The housing situation is even worse. As trade surpluses increased the supply of money, land prices soared to three or four times U.S. levels for residential real estate--and about 30 times higher for industrial land. The dream of owning a small house in the suburbs--with a 90-minute commute to town on a crowded train--is slipping away for all but the wealthiest Japanese.

Recent polls show the level of satisfaction among Japanese--in terms of food, shelter and general quality of life--has been dropping since the mid-1980s. For the average salariman , the quality of life, according to Long-Term Credit Bank estimates, remains at levels roughly half those enjoyed in the United States, West Germany and other advanced nations. “Everyone is beginning to realize that the trade surpluses have not helped our lives at all,” said Takeuchi.

Recent polls indicate that less than 20% of the Japanese believe life will improve in the years ahead. This negativity about the future stems from a variety of perceived threats, ranging from economic causes to more generalized concerns such as the environment or social decay. “What is selling now in the stores is anxiety,” said one of Japan’s leading booksellers. “There is tremendous sense that this so-called prosperity is a temporary thing. In three years, five years maybe, the bubble will burst.”
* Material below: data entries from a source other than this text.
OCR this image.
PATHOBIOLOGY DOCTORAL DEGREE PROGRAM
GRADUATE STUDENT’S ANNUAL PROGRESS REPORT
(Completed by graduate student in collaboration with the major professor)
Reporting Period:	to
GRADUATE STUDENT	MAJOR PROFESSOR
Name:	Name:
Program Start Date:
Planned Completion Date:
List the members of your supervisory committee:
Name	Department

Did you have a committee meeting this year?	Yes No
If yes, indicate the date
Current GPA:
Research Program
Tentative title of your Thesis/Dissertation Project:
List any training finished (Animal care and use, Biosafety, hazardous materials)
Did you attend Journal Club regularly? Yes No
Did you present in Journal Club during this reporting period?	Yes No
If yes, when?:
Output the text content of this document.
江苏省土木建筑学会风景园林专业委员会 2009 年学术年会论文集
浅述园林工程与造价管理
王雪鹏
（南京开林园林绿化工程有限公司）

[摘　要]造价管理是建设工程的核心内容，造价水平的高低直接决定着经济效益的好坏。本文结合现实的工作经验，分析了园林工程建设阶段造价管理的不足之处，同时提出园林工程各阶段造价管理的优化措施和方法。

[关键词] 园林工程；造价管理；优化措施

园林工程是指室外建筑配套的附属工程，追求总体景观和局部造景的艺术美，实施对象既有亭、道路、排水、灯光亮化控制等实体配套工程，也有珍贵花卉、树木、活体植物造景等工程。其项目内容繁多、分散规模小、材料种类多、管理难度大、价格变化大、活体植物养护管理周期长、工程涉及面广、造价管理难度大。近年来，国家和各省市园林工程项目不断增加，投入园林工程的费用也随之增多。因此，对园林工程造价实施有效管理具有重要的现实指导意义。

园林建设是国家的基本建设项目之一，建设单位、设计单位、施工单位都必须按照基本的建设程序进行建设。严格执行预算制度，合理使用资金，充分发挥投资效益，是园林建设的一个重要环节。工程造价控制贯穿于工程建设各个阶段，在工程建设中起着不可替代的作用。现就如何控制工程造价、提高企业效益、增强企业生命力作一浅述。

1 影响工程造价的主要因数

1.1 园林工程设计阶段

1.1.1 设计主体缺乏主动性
The new generation seems particularly affected by such pessimism. Unlike their parents, so often willing to sacrifice personal needs for the good of country and company, many young adults adopt nihilistic attitudes not so unlike the “I want it now” of 1980s America. Many of Japan’s best and brightest now think more about making a quick buck than boosting Japan’s economic or technological prowess.


This year, for example, roughly half the graduating computer scientists at Tokyo University opted for careers in banking and insurance, largely because those fields now pay up to 50% more than industrial companies. “We are moving from an industrial culture to a money-flow culture,” said Tosiyasu L. Kunii, chairman of the university’s computer science program. “We are seeing all the worst of the American corruptions.”

Although the United States suffers many similar problems, Kunii points out that America retains key assets lacking in Japan, such as immigration of foreign professionals and a buoyant entrepreneurial sector. As a result, he doubts his nation will ever surpass the United States in technological innovation.

With a lack of new immigrants and a falling birthrate, Japan is rapidly aging, its percentage of elderly projected to be more than double that of the United States by the year 2000. For the current generation of baby boomers, this means dealing with huge costs of care for the elderly and a declining pool of younger workers to supervise, sharply limiting opportunities for advancement.

Lack of upward mobility contributes to an alienated business class. A recent poll of executives in their 40s, found more than a majority dissatisfied with their jobs. The sense of mission that characterized earlier generations has been replaced by a sense of ennui.


None of this suggests that Japan will fade as a major world power in the decades ahead. Americans, Soviets and Western Europeans face equally profound if divergent crises of confidence and self-image. The difference is that Japan--long a model of unparalleled success--can no longer avoid the angst afflicting other leading nations.